Agriculture is considered one of the primary elements for socioeconomic stability in most parts of Sudan. Consequently, the irrigation water should be properly managed to achieve sustainable crop yield and soil fertility. This research aims to predict the irrigation indices of sodium adsorption ratio (SAR), sodium percentage (Na%), permeability index (PI), and potential salinity (PS) using innovative machine learning (ML) techniques, including K-nearest neighbor (KNN), random forest (RF), support vector regression (SVR), and Gaussian process regression (GPR).
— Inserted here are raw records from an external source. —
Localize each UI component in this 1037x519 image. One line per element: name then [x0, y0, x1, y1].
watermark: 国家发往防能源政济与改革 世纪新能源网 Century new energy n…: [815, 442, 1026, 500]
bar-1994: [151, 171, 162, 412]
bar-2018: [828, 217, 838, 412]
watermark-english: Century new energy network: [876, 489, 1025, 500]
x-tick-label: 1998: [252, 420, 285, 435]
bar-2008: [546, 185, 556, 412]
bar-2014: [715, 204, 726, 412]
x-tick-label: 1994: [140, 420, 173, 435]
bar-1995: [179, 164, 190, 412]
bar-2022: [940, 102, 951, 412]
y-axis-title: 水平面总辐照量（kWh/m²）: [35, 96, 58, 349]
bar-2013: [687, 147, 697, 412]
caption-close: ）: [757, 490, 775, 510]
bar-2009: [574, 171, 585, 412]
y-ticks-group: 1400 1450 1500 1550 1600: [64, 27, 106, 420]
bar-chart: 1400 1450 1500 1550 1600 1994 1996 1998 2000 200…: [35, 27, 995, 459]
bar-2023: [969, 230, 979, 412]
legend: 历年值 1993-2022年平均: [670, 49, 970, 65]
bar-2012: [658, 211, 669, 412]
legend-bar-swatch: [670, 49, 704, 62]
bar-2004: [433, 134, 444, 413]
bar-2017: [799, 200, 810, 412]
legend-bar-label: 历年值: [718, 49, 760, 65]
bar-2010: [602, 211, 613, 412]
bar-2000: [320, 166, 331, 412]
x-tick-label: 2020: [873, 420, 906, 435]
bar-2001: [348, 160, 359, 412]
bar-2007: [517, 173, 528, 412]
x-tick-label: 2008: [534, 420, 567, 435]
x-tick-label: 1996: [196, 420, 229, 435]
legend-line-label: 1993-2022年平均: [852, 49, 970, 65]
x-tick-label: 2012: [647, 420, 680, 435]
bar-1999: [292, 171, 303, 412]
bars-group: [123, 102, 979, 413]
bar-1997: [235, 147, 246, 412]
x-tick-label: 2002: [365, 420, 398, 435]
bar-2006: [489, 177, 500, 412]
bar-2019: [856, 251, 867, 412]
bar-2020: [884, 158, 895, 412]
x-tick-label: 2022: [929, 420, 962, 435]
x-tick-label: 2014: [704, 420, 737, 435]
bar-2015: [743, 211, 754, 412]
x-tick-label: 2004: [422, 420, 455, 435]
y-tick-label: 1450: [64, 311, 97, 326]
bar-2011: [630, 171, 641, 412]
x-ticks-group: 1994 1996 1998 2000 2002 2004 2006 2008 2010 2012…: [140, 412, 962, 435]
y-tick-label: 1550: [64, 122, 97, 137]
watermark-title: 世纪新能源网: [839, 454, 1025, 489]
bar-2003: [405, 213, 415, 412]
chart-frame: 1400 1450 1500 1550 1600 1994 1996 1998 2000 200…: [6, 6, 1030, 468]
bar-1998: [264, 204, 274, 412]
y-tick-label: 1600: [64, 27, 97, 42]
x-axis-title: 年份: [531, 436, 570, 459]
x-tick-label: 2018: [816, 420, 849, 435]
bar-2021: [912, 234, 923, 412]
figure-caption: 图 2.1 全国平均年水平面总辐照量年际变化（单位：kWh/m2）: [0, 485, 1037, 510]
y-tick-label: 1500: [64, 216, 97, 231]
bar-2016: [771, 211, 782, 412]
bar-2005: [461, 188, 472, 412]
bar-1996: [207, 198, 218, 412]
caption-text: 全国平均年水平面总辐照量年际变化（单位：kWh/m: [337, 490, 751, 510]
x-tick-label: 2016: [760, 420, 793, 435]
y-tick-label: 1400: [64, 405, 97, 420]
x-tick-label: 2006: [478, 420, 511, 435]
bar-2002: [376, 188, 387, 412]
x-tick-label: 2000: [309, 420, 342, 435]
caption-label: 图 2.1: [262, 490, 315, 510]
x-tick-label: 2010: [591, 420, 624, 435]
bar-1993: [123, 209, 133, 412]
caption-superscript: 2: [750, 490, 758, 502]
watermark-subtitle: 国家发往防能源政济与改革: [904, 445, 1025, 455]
Thirty-seven groundwater samples are collected and analyzed for twelve physiochemical parameters (TDS, pH, EC, TH, Ca+2, Mg+2, Na+, HCO3, Cl, SO4−2, and NO3) to assess the hydrochemical characteristics of groundwater and its suitability for irrigation purposes. The primary investigation indicated that the samples are dominated by Ca-Mg-HCO3 and Na-HCO3 water types resulted from groundwater recharge and ion exchange reactions. The observed irrigation indices of SAR, Na%, PI, and PS showed average values of 7, 42.5%, 64.7%, and 0.5, respectively. The ML modeling is based on the ion’s concentration as input and the observed values of the indices as output. The data is divided into two sets for training (70%) and validation (30%), and the models are validated using a 10-fold cross-validation technique. The models are tested with three statistical criteria, including mean square error (MSE), root means square error (RMSE), and correlation coefficient (R2). The SVR algorithm showed the best performance in predicting the irrigation indices, with the lowest RMSE value of 1.45 for SAR. The RMSE values for the other indices, Na%, PI, and PS, were 6.70, 7.10, and 0.55, respectively. The models were applied to digital predictive data in the Nile River area of Khartoum state, and the uncertainty of the maps was estimated by running the models 10 times iteratively. The standard deviation maps were generated to assess the model’s sensitivity to the data, and the uncertainty of the model can be used to identify areas where a denser sampling is needed to improve the accuracy of the irrigation indices estimates.